Berejiklian described a net zero greenhouse gas emissions target as a “dream” according to Guardian Australia: “The assessment we’ve done is the targets for net zero by 2050, it doesn’t take much to get there… To have a conservative Tory government legislate 2050 emissions is the stuff of dreams in Australia, and we can only hope to emulate it.”
Britain’s carbon-neutral target of 2050 is one they’ve been encouraging other countries to adopt, in the lead up to the UN’s Climate Change Conference in Glasgow in 2021. But the Morrison government, with its slow and conservative stance on climate, has said it won’t adopt such a target without a proper plan for achieving it.

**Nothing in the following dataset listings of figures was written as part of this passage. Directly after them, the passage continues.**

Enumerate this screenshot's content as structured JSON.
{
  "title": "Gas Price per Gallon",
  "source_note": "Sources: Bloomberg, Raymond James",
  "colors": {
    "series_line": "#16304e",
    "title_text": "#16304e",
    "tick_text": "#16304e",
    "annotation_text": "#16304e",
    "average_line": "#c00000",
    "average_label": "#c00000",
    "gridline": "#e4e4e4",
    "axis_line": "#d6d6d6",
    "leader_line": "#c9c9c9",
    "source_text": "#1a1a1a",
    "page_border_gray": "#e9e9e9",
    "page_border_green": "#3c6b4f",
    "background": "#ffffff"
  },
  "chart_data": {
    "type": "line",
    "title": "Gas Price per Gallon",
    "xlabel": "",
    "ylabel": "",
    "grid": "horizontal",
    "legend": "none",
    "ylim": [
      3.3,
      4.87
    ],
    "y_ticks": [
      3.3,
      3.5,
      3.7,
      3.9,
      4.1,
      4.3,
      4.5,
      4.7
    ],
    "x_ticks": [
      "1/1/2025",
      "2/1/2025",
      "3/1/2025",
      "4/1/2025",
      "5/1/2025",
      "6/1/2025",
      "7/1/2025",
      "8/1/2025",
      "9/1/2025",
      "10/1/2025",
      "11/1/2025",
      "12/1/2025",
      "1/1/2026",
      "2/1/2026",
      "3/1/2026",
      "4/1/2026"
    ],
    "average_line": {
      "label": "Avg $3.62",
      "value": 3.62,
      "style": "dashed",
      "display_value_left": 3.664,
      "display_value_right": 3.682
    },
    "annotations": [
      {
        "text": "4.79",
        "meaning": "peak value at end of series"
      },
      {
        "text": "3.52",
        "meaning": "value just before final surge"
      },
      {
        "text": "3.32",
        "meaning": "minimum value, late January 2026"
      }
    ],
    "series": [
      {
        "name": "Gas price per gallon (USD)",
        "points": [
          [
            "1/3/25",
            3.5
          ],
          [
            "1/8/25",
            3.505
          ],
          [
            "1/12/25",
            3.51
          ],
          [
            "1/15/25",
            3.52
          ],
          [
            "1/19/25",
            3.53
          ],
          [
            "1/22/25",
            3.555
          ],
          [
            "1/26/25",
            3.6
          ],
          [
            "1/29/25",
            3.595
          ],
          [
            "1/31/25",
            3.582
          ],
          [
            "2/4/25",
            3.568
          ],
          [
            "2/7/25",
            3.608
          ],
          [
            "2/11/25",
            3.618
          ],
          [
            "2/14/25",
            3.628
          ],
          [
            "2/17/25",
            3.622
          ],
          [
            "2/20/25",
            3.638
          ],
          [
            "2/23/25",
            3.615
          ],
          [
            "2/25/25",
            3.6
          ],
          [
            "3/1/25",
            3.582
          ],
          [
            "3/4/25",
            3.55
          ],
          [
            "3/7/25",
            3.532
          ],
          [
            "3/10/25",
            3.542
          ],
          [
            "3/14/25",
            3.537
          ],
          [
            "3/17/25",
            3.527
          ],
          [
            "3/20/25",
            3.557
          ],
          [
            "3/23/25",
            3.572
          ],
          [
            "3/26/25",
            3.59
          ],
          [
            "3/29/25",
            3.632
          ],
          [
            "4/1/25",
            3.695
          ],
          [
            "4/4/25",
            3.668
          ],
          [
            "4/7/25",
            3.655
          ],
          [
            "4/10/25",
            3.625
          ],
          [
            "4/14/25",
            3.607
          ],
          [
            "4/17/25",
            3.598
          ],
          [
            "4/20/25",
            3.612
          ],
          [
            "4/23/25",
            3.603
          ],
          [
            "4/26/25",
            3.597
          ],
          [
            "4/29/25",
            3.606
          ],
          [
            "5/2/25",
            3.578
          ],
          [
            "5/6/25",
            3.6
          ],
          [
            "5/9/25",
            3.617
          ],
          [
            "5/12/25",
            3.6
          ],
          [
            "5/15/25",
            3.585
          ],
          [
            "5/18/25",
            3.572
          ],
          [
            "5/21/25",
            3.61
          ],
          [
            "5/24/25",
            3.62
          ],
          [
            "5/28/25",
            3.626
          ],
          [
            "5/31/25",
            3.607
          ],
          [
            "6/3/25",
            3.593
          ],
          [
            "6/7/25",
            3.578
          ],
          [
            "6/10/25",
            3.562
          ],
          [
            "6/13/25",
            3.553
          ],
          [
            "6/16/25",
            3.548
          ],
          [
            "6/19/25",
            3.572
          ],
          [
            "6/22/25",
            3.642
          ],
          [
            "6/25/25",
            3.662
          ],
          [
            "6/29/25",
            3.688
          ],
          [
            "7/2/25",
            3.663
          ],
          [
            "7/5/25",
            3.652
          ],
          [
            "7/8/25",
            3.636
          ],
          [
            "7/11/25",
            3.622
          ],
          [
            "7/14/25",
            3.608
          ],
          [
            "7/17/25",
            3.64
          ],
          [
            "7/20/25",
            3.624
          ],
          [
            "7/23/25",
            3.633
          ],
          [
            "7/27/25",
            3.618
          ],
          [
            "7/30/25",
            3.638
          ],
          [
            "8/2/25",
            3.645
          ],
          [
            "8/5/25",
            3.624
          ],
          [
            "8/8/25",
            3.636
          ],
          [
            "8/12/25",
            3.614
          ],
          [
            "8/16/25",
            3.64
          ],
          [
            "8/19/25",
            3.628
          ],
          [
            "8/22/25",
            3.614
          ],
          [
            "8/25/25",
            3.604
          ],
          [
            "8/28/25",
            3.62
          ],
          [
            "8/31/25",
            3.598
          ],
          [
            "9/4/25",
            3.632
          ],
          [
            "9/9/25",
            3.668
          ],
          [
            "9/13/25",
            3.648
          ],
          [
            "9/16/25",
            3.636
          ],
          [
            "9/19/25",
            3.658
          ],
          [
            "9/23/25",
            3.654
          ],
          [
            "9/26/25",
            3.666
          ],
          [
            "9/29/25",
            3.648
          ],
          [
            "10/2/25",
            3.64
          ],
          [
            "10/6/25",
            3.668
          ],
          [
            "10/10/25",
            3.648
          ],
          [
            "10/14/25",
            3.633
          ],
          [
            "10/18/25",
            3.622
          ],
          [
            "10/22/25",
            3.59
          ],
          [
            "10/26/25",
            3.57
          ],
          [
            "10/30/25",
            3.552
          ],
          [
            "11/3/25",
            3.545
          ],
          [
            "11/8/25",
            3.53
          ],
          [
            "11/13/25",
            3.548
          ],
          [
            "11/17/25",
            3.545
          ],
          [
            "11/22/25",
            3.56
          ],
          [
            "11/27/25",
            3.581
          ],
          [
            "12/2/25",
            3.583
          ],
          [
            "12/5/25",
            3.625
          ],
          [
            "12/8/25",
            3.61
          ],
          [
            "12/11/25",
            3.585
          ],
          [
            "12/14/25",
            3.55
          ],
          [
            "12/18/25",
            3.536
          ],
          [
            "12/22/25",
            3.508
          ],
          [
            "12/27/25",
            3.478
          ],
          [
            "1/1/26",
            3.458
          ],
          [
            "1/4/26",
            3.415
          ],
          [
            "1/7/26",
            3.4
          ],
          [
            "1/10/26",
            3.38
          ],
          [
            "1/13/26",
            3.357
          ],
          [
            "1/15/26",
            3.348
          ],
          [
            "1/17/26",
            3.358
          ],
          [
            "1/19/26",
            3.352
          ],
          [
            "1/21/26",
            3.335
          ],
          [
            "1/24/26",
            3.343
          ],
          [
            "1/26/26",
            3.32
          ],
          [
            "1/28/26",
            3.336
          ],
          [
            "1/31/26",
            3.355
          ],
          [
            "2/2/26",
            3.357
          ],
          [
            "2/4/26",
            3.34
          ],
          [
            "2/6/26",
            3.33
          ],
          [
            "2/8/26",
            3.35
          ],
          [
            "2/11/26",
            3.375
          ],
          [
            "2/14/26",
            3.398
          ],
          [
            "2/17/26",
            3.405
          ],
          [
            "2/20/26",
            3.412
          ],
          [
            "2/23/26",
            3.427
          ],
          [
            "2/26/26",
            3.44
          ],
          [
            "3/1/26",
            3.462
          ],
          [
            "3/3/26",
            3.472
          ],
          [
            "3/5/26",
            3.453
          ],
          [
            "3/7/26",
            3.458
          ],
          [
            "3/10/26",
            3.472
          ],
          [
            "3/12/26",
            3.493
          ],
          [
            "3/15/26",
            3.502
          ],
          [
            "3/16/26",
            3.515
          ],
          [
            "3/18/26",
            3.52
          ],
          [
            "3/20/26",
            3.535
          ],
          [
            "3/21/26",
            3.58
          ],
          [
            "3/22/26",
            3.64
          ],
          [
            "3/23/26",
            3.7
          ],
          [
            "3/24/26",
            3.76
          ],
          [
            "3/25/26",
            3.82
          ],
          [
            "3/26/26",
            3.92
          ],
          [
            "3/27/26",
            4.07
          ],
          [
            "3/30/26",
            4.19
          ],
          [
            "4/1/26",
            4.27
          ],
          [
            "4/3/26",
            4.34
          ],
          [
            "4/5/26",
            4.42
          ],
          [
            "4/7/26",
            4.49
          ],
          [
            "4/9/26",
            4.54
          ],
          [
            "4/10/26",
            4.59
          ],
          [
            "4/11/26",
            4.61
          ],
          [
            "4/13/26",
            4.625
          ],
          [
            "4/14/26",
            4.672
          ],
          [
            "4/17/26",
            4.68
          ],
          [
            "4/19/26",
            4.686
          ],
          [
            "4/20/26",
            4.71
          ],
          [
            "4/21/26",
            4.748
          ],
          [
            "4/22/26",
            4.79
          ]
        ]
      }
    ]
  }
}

Australia’s state governments though, along with major businesses and energy companies, are backing the target.
The Guardian said Berejiklian spoke highly of her energy and environment minister, Matt Kean, for his work on renewable energy zones, discussed the creation of clean-energy jobs, and flagged her wish for a more climate-conscious Australia: “I think as we emerge from COVID that the public will feel connected and more in tune with protecting the environment.”
Berejiklian praised May for her years as prime minister, and praised Britain for its progressive emissions policy that both protected the environment and promoted economic growth.